We don’t want obedience.
Today, something happened that reminded me of one of the many reasons I founded Birdsall House.
At nap time, I was sitting between two children—both 2 years old, but about five months apart. The older one told me she didn’t want any help falling asleep. I told her that was perfectly fine. I would cover her up and then keep my hands to myself unless she changed her mind and needed me.
Then I turned to the younger child and said, “But I’ll rub your back.”
He immediately replied, “Pat.”
“Okay,” I said, “thanks for telling me what you want.” And I simply patted his back.
Interactions like this happen dozens of times a day at Birdsall House. Every team member understands the importance of giving children autonomy.
For years, I’ve told my students—future educators—that children should feel free to question why we do things. But I was often met with pushback from parents and supervisors. I once had a director walk into my classroom while a child was asking why we were doing an activity. The director yelled at the child and told them they needed to just do what adults tell them to do.
Another parent once argued that because he grew up in a rough neighborhood, he needed his son to listen and obey without question. He believed obedience was the best way to keep him safe.

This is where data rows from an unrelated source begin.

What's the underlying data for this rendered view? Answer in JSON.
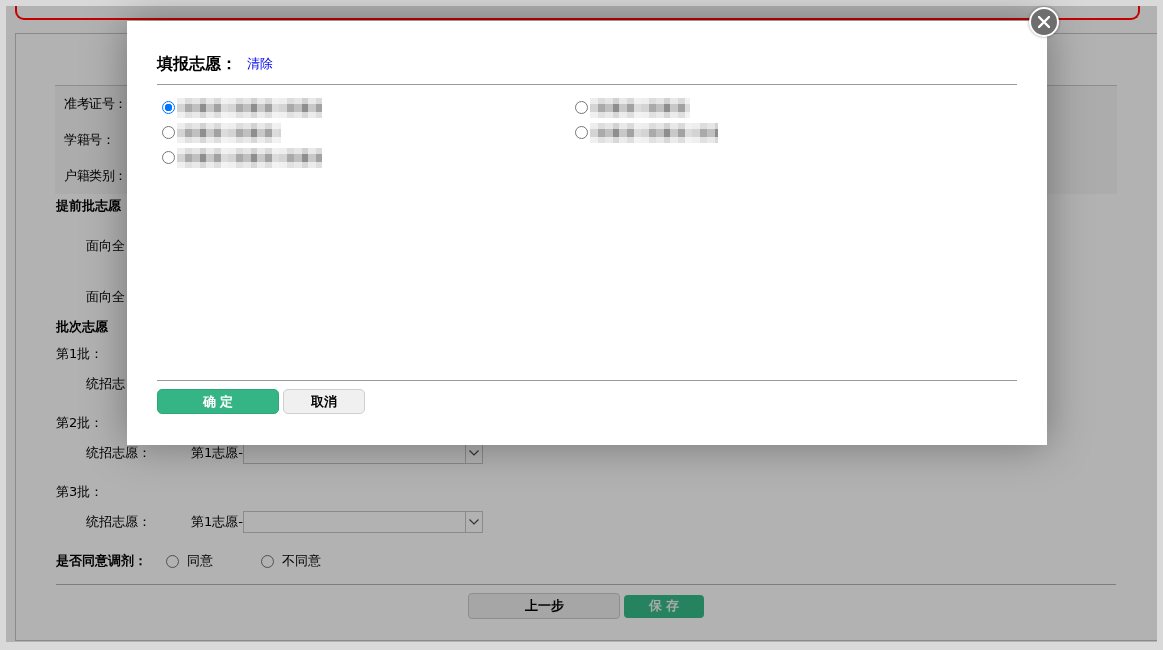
{
  "page": {
    "info_fields": [
      {
        "label": "准考证号："
      },
      {
        "label": "学籍号："
      },
      {
        "label": "户籍类别："
      }
    ],
    "early_batch": {
      "heading": "提前批志愿",
      "rows": [
        {
          "label": "面向全"
        },
        {
          "label": "面向全"
        }
      ]
    },
    "batch_choices": {
      "heading": "批次志愿",
      "batches": [
        {
          "label": "第1批：",
          "rows": [
            {
              "kind": "label",
              "label": "统招志"
            }
          ]
        },
        {
          "label": "第2批：",
          "rows": [
            {
              "kind": "select",
              "label": "统招志愿：",
              "choice_label": "第1志愿-"
            }
          ]
        },
        {
          "label": "第3批：",
          "rows": [
            {
              "kind": "select",
              "label": "统招志愿：",
              "choice_label": "第1志愿-"
            }
          ]
        }
      ]
    },
    "adjustment": {
      "label": "是否同意调剂：",
      "options": [
        {
          "label": "同意",
          "selected": false
        },
        {
          "label": "不同意",
          "selected": false
        }
      ]
    },
    "buttons": [
      {
        "label": "上一步",
        "kind": "secondary"
      },
      {
        "label": "保 存",
        "kind": "primary"
      }
    ]
  },
  "modal": {
    "title": "填报志愿：",
    "clear_link": "清除",
    "options": [
      {
        "selected": true
      },
      {
        "selected": false
      },
      {
        "selected": false
      },
      {
        "selected": false
      },
      {
        "selected": false
      }
    ],
    "buttons": [
      {
        "label": "确 定",
        "kind": "primary"
      },
      {
        "label": "取消",
        "kind": "secondary"
      }
    ]
  }
}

I explained that if he wanted his child to stay out of trouble, he needed him to be comfortable questioning things. A child who can question their parents respectfully is far more likely to question a friend’s bad idea. If we teach children to obey without thinking, they will also obey peers—or anyone—who exerts authority over them.
Questioning an adult is not disrespectful. But refusing to allow a child to question is.
Children are natural learners. They can’t learn without information. They want to understand the world and how they move through it. Our job is not to teach obedience, it’s to support curiosity, agency, and confident, thoughtful decision-making.